Shopify blog vs WordPress
What’s really limited with Shopify is your ability to build out your website to create a more advanced user experience. Now more than ever, a successful brand requires an accompanying narrative in order to sell customers on what they’re buying into. Modern companies don’t just sell the products, but they sell the story of their products.
Blogs, video content, social media strategies…all of these channels create a way for users to understand, get to know, learn about, and ultimately click the purchase button on your products. Shopify simply can’t offer that kind of depth of complexity and customization of its tools if you really want to expand and develop a precise, coordinated marketing strategy in the same way an actual website building platform can–it’s features are strong, but limited. Developing your brand through these channels with WordPress will ultimately drive more eyes to your eCommerce store.
WordPress gives you ownership of your store
The last thing worth noting about Shopify: you don’t own your own content. The livelihood of your store is strapped to the livelihood of Shopify as a company. That may not be a consideration today, but if for some reason the company fades or even stops growing, your business might also fail to expand or adapt to a rapidly changing eCommerce environment.

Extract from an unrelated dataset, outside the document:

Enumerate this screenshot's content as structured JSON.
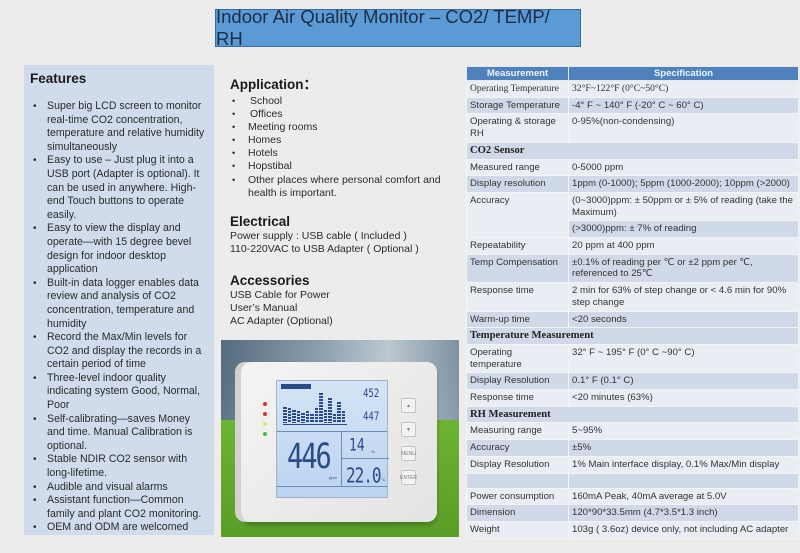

WordPress eCommerce With Quality Hosting
While Shopify gets you set up for an online storefront, it maintains its websites using in-house hosting. WordPress, on the other hand, gives you the ability to choose, and a good hosting provider can be sure the business you do online is safe, reliable, secure, and gives your customers the experience that will ultimately drive them toward the point of purchase. Fortunately, WP Super Host is a great hosting option that comes at an affordable rate–and that small investment will pay off, especially in the world of eCommerce.
Hosting with WP Super Host
WP Super Host can provide your online storefront with reliability by making sure your website is always up and available for your customers; daily backups provide security and blazing fast speeds which you can monitor with a site speed report, and built-in advantages include an SSL certificate at no extra cost for security you can rely on. WP Super Host has an easy to navigate user interface, 24/7 customer support, and all the maintenance features that an online storefront needs to be successful. Check out our full list of features and price plans to find out how WP Super Host can help you create an online storefront with a solid foundation for success in eCommerce.
It’s one thing if you want your shop and your product to be available online–but it’s a whole different ball game if you want to actually ensure that you sell what you’ve got to offer. Your ability to control a handful of aspects of your online storefront can really make an impact. With Shopify, you simply have less control over how your customers interact with your product. WordPress paired with quality hosting will ensure you enter the eCommerce space with relative ease from the beginning while also giving you the ability to grow your business into a viable long-term success.